Mrs. Dashwood contempla avec plaisir Marianne, dont les beaux yeux étaient fixés d’une façon si expressive sur Willoughby, qu’ils dénotaient clairement à quel point elle le comprenait.
— Comme j’ai souvent souhaité, ajouta-t-il, lorsque j’étais à Allenham, à cette même époque, voilà un an, que la maisonnette de Barton fût habitée ! Je n’en passais jamais à portée de vue sans en admirer la situation, et sans regretter que personne n’y demeurât ! Comme je songeais peu que la première nouvelle que j’apprendrais de la bouche de Mrs. Smith quand je reviendrais dans le pays, ce serait que Barton Cottage était loué ! Et j’ai éprouvé à cet événement une satisfaction et un intérêt immédiat, que rien ne peut expliquer, si ce n’est une sorte de prescience du bonheur qu’il me ferait ressentir. Ne devait-il pas en être ainsi, Marianne ? fit-il, s’adressant à elle d’une voix plus basse. Puis, reprenant son ton précédent, il dit : Et pourtant, cette maison, vous voudriez l’abîmer, Mrs. Dashwood ! Vous voudriez la dépouiller de sa simplicité par des embellissements imaginaires ! Et ce cher petit salon, dans lequel s’est nouée notre connaissance, et dans lequel, depuis lors, nous avons passé ensemble tant d’heures heureuses, vous voudriez le rabaisser à l’état d’une entrée vulgaire, et tout le monde aurait hâte de passer au travers de la pièce qui a jusqu’ici renfermé en elle plus d’agréments et de confort réel que ne pourrait certes en offrir toute autre salle des plus belles dimensions du monde !

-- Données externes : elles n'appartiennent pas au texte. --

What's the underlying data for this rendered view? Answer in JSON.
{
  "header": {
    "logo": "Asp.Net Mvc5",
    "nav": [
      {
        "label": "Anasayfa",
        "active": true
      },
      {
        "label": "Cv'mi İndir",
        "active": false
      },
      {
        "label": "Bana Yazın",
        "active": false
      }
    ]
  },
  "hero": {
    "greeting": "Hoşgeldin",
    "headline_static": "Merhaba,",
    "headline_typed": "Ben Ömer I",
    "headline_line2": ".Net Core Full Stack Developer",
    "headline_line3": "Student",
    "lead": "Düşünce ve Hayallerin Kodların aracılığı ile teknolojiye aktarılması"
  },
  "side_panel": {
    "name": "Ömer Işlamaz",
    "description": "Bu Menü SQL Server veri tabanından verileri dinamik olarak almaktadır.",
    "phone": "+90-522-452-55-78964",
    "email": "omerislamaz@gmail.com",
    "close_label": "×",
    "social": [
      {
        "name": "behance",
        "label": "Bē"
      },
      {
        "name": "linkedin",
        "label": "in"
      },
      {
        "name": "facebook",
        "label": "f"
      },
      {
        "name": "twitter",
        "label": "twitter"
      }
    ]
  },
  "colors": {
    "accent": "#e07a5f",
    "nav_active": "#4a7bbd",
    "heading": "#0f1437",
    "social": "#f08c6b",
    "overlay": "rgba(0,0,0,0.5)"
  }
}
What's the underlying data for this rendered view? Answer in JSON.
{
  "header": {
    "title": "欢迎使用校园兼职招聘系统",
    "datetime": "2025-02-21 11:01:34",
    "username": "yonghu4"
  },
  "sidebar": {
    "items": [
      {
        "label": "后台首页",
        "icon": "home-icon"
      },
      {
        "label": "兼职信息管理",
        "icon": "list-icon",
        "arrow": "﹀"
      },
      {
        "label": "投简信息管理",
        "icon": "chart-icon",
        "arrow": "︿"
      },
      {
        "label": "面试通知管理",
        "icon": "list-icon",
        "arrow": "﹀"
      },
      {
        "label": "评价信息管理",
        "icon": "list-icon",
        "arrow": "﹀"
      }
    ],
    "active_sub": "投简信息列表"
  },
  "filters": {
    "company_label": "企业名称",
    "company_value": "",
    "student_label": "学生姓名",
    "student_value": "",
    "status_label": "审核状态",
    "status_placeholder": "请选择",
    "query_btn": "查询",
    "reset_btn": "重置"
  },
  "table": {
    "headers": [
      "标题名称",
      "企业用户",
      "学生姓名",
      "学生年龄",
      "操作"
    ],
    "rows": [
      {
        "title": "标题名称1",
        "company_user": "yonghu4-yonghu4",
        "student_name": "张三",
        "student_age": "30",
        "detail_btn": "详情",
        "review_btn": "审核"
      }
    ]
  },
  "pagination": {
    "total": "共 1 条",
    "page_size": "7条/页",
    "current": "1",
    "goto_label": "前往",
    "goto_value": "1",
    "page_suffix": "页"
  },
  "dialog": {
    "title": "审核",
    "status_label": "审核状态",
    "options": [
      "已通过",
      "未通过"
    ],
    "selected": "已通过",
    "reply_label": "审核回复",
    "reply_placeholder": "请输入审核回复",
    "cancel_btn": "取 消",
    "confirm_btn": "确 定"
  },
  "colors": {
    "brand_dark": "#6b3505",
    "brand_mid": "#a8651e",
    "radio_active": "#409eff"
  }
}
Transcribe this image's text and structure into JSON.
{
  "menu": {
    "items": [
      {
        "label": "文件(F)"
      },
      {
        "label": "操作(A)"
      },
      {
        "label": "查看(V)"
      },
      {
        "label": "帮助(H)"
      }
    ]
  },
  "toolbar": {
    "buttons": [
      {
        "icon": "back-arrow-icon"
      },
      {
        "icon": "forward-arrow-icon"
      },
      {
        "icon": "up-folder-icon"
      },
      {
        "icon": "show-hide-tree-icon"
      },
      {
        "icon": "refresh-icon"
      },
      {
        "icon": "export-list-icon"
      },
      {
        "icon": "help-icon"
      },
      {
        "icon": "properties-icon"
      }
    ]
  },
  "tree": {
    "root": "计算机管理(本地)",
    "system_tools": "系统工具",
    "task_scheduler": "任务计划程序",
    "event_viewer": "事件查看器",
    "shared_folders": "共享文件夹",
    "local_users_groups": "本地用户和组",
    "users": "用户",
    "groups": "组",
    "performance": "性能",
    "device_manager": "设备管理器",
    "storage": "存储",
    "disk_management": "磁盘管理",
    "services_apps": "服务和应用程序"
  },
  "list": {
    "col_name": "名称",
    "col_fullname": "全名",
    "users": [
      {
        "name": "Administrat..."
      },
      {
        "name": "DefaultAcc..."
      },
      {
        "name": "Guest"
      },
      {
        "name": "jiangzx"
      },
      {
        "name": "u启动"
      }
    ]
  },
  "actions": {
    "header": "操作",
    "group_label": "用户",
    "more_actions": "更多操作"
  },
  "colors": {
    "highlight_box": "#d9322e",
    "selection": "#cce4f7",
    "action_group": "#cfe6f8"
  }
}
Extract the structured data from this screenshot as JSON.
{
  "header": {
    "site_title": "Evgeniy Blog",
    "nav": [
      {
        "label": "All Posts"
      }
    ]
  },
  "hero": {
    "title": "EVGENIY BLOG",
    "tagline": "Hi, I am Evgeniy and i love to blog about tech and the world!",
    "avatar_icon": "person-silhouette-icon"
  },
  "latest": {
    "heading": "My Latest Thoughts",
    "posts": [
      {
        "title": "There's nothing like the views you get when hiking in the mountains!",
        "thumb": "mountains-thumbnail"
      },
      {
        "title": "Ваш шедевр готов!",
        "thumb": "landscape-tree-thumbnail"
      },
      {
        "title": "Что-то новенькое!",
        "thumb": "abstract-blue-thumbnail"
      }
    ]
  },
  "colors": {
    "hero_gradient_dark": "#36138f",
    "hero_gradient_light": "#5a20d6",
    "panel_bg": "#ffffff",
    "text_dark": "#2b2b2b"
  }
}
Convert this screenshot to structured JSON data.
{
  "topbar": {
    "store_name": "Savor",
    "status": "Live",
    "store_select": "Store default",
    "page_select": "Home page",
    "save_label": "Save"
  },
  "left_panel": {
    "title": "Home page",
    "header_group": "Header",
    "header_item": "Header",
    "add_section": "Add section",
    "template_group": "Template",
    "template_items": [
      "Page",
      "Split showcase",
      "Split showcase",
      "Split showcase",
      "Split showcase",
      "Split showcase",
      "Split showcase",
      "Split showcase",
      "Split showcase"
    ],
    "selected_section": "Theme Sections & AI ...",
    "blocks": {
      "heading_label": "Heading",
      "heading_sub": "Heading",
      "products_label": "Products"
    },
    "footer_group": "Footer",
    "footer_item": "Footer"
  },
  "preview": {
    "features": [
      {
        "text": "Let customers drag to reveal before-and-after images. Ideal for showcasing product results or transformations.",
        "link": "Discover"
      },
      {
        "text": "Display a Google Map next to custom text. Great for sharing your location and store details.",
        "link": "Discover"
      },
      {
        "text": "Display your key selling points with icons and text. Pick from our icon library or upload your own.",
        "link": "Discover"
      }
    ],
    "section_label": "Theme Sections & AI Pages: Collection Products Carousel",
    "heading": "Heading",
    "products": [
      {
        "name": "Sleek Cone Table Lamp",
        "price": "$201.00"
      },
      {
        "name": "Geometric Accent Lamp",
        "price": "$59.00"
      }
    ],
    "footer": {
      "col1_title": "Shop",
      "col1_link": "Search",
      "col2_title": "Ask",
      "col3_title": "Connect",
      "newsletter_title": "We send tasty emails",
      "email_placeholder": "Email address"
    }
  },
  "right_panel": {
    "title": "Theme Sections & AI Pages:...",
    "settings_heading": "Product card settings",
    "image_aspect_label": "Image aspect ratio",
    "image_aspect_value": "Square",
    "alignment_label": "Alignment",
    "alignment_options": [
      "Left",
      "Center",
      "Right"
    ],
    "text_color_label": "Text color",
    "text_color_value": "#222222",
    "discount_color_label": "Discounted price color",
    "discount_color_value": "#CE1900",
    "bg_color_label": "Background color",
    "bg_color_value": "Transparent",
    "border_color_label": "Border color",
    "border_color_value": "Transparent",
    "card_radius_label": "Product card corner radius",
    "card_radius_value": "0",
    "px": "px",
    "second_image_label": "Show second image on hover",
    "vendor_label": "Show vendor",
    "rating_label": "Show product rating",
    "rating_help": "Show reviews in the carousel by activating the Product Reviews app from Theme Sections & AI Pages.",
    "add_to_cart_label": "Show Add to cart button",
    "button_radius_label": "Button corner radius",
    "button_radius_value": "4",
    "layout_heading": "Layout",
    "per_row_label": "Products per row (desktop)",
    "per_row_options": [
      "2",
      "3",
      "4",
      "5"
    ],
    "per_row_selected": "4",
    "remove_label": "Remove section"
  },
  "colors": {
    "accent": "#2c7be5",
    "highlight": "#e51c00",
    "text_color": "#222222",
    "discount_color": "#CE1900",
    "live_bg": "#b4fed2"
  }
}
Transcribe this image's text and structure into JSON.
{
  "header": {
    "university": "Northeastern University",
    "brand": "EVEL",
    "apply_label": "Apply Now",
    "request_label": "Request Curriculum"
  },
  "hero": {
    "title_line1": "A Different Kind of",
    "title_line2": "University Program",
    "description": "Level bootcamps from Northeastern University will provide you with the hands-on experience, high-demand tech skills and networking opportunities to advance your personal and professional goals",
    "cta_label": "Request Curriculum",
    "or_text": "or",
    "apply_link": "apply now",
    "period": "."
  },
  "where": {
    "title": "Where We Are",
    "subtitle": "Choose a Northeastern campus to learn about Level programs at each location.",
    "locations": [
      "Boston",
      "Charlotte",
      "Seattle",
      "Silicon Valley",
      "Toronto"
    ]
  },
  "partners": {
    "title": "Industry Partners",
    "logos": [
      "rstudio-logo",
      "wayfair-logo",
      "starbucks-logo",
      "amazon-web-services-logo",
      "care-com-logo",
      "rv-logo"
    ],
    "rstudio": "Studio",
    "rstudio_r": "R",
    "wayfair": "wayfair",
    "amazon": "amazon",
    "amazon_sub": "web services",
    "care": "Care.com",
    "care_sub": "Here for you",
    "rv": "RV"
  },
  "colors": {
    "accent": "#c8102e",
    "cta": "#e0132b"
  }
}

Mrs. Dashwood lui donna de nouveau l’assurance qu’aucun embellissement de ce genre ne serait tenté.
— Vous êtes une excellente femme, répondit-il avec chaleur. Votre promesse me rassure. Étendez-la encore un peu, et elle me rendra heureux. Dites-moi que non seulement votre maison restera la même, mais que je vous trouverai toujours, vous et les vôtres, aussi inchangées que votre demeure ; et que vous me considérerez toujours avec la bonté qui m’a rendu si cher tout ce qui vous touche.
Cette promesse fut donnée avec empressement, et l’attitude de Willoughby au cours de toute la soirée exprimait à la fois son affection et son bonheur.
— Vous verrons-nous à dîner, demain soir ? dit Mrs. Dashwood, au moment où il prit congé d’elles. Je ne vous demande pas de venir dans la matinée, car il faut que nous allions au Park, rendre visite à lady Middleton.
Il promit d’être chez elles pour quatre heures.